Trio VD – Maze
Listening to this album concocted in a basement in Leeds over the past two years is a heady trip which I'm going to take you on track by track so as not to get lost in the Maze:
With opener Brick my first thoughts are: Wow, What? With drums akin to Battles in parts, scratchy sax sounds like those heard from Acoustic Ladyland and Garbled vocals Shpongle might produce it is a struggle to pinpoint Trio VD. I then think I can hear a military chant "left, left, left right left", and it is at this point before you are introduced to the first bout of metal guitar chugging the album has to offer that I realise it. I'm lost.
Interlocking is like a combo of Rolo Tomassi and the left field jazz of polar bear. Now I might be slipping into the realms of the unreal because it feels like a hysterical clown is driving me along in his psychedelic car. Next up is ups and it's no more comforting as there is a baby crying. I wonder what these maniacs are doing to it to make it cry. I suppose it could be the music, as it is pretty impossible to follow with it all being cut up into shreds now much like how four tet constructed his early work.
With morse the crazy visions this music conjures up continue as if somebody has filled a jam jar too tight and all this jam is about to burst out. Do I hear French amongst all this heavy riffage ahead of the detuned remix section that follows? I conclude it is French, or it might as well be as I cannot make out a single word before being flung head first into some Tech-metal riffage. Later it gives way to a menacing ambience whereupon the transmission is interrupted with more metal riffing.
Phew! Ducks comes as a relief with a nice sax solo. This is followed by the dirty synth groove of Dbst. As drones soar around the headphones and the sax takes its turn riffing I figure this trioVD's take on DubStep. Then as a new oceansize-like prog-rocking riff goes back and forth with the synth/sax riff I am forced to reconsider. Riff after riff after riff proves me undeniably wrong. It is more like a very experimental prog rock song. The worry creeps back in as Harm begins by forces me to ask have you got something stuck in your throat there? It is notable as the only track with something that resembles some lyrical singing although it is very Shpongle-esque, and the shouts appear to be something about an "ice-cream rota"? Some sounds you might expect to hear from DJ kilmore of incubus fame also feature.
Next a clicking and ticking is building up the sounds of some high tech imminent alien invasion. But no - it cuts out to some people talking! Now hang on as again the build up continues with more intensity. We can be sure now it is going to go into something. No! Wrong again. Ahh the track is called interrupting.

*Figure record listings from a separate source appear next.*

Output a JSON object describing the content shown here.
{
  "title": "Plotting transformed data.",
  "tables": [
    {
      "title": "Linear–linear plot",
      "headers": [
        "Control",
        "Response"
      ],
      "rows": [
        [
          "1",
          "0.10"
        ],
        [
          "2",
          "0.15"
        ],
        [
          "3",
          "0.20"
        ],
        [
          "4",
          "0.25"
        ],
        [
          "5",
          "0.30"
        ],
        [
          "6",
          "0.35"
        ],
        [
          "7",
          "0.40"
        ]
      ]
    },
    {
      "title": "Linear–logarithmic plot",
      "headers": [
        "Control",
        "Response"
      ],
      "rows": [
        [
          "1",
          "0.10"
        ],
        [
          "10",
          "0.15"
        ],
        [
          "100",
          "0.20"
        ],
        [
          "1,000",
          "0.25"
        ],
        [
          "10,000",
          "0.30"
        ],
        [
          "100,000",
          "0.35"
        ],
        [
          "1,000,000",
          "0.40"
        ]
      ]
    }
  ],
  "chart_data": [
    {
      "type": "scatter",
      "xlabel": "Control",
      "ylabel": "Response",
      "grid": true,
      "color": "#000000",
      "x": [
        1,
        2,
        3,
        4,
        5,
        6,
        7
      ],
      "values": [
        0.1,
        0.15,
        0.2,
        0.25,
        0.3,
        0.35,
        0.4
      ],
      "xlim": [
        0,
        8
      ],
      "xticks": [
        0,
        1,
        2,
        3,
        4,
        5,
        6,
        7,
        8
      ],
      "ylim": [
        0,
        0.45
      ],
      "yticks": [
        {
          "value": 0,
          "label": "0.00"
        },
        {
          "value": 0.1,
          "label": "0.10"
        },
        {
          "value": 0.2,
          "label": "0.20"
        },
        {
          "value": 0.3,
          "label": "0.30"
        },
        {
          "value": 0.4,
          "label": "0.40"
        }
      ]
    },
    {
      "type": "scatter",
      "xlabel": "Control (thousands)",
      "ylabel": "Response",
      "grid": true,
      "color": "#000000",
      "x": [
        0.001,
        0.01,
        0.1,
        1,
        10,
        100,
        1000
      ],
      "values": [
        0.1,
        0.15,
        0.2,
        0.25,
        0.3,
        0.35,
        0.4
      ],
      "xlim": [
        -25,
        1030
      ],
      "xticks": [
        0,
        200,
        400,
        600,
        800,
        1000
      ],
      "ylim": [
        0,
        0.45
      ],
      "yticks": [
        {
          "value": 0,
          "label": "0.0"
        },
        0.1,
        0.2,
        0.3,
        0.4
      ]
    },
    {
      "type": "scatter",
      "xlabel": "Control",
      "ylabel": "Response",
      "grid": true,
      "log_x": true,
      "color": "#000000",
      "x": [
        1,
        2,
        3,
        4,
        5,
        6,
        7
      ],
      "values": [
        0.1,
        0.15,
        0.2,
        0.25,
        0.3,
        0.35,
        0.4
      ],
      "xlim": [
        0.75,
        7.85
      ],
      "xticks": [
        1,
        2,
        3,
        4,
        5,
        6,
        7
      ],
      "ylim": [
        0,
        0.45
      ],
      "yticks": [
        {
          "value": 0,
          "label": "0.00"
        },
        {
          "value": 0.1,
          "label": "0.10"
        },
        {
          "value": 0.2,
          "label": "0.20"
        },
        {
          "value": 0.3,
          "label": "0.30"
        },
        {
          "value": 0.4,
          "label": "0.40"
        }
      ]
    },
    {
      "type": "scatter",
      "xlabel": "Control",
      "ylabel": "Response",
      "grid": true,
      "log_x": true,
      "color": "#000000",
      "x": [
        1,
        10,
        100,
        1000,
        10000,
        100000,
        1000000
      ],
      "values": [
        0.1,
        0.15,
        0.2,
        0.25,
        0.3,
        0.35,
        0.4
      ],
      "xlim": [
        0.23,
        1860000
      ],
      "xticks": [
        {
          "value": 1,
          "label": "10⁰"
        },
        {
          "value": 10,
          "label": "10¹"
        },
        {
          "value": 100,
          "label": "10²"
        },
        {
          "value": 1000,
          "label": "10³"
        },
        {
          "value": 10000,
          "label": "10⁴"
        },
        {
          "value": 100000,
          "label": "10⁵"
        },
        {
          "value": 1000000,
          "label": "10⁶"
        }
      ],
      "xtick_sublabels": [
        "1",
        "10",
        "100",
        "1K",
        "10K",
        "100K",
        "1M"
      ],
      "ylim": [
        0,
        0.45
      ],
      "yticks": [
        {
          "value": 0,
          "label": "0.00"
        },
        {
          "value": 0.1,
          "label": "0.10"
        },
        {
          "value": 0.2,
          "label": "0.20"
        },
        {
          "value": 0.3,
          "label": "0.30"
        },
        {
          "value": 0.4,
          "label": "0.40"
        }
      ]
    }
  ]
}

Bee is just a bit of random soloing from sax accompanied by guitar and in places vocals. I'm exhausted and yet there is more. The last song starts with guitar and sax tinkering. Then you are bludgeoned by heavy metal riffage before falling into a chasm of detuned drones. Here in Pet Shop Boys I am well and truly lost in this highly confusing, shape shifting maze of an album, plunged into its depths eclipsed from reality. Crawling out of this crater is palm muted guitar then a drum beat rises from this to clamber out of the deepest of holes. Now we are tunnelling through the dark soil, with a cool low bass riff leading the way, and with sunlight emerging I can smell the end. However screeching reveals the surface to be scarred. And the world turned into trioVD's nightmare world of soundscapes, industrial drilling and overpowering riffs.
This is just about as far from easy listening as you could ever get. It is easy to get lost with constant changes and ambient passages and impressive but annoying glitchy instrumental playing, but I guess that is trioVD's point - this is a Maze.